Zur Abwechslung sah ich eine afghanische Kompanie, die bestens ausgebildet war und geführt wurde. Die Männer blieben in Formation, es gab keinen Stau, als wir im Konvoi zum Absetzpunkt fuhren, und die Soldaten hielten nicht an jedem Bauernhof, um Brot oder Chai zu verlangen. Gefechtsmäßig überquerten die Afghanen die offenen Weizenfelder vor Kowti Kheyl und sicherten die Flanken des anrollenden amerikanischen Konvois.

Weiter zu Fuß

Plötzlich gab es einen lauten Knall, das erste Fahrzeug der "Route Clearance Patrol" (Minenräumdienst) fuhr auf eine Sprengladung. Der Fahrer wurde verwundet und musste mit einem Black Hawk evakuiert werden. Eine weitere Sprengladung wurde zum Glück noch rechtzeitig entdeckt. Für die Amerikaner und mich hieß es, einen Kilometer vor dem Absetzpunkt nun zu Fuß weiterzumarschieren.

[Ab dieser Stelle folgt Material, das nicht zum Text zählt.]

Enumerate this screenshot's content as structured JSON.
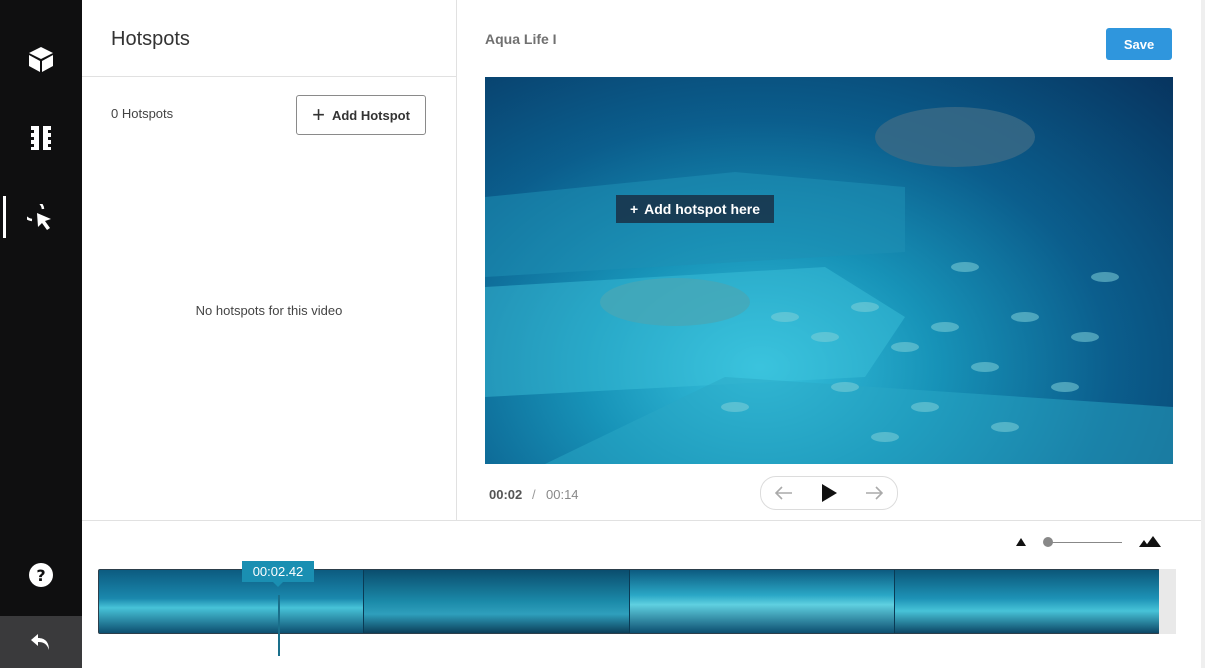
{
  "rail": {
    "items": [
      {
        "icon": "cube-icon"
      },
      {
        "icon": "film-icon"
      },
      {
        "icon": "cursor-click-icon"
      }
    ],
    "help_icon": "question-icon",
    "back_icon": "undo-arrow-icon"
  },
  "hotspots_panel": {
    "title": "Hotspots",
    "count_label": "0 Hotspots",
    "add_button_label": "Add Hotspot",
    "empty_message": "No hotspots for this video"
  },
  "video": {
    "title": "Aqua Life I",
    "save_label": "Save",
    "add_here_label": "Add hotspot here",
    "time_current": "00:02",
    "time_separator": "/",
    "time_total": "00:14"
  },
  "timeline": {
    "playhead_time": "00:02.42",
    "frame_count": 4,
    "zoom_level": 0.05
  },
  "colors": {
    "rail_bg": "#0f0f10",
    "accent": "#2f96dd",
    "playhead": "#1a8fb2"
  }
}
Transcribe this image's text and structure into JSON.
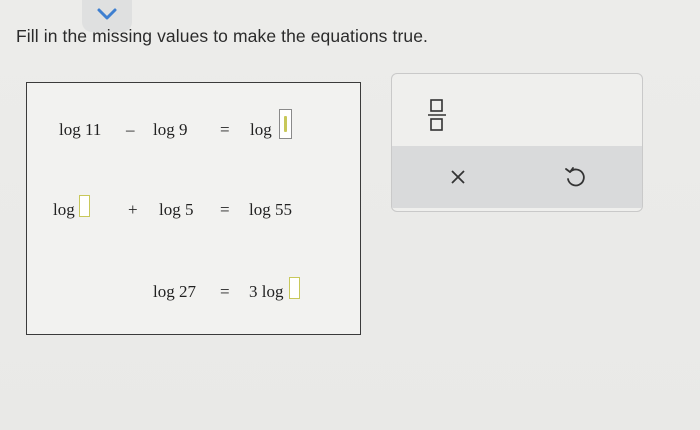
{
  "instruction": "Fill in the missing values to make the equations true.",
  "equations": {
    "row1": {
      "a": "log 11",
      "op": "–",
      "b": "log 9",
      "eq": "=",
      "c_prefix": "log"
    },
    "row2": {
      "a_prefix": "log",
      "op": "+",
      "b": "log 5",
      "eq": "=",
      "c": "log 55"
    },
    "row3": {
      "a": "log 27",
      "eq": "=",
      "c_prefix": "3 log"
    }
  },
  "toolbar": {
    "icons": [
      "fraction-template-icon",
      "clear-icon",
      "undo-icon"
    ]
  },
  "colors": {
    "input_border": "#c8c85a",
    "panel_border": "#3b3b3b",
    "toolbar_bar": "#d9dadb"
  }
}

Zwei Apache-Helikopter konnten den "Trigger Man" - den Mann, der die Detonation ausgelöst hatte - lokalisieren. Ich konnte die Konversation mithören, da ich auch ein Funkgerät bei mir trug. Er lief von Bauernhaus zu Bauernhaus, wurde aber überall schnell wieder hinausgeworfen, da die Bewohner laut Staff Sergeant Flanagan Angst hatten, als Komplizen zu gelten. Der Bombenleger verschwand im Tumult des Basars von Kowti Kheyl. 

Blanke Nerven

"We are not taking any chances today!", meinte ein Soldat zu mir und zeigte auf ein Flugzeug am Himmel. Ein Kampfjet vom Typ A-10 Warthog Tank Killer raste im Sturzflug zu Scheinangriffen auf Kowti Khey hinab. Die Absicht dieses Manövers: die Taliban aus dem Dorf zu vertreiben und jeden Hinterhalt aufzulösen. Dieser Vorgang wiederholte sich vier- oder fünfmal. Mit der Unterstützung der Apache-Hubschrauber und durch die exzellente Flankensicherung der afghanischen Armee stellten sich keine Aufständischen an diesem Tag zum Kampf. Bis auf ein paar Granateneinschläge ein paar hundert Meter entfernt passierte nichts. Die Amerikaner kamen zum Basar: Er war wie leergefegt. Keine Spur von den Taliban oder dem Bombenleger.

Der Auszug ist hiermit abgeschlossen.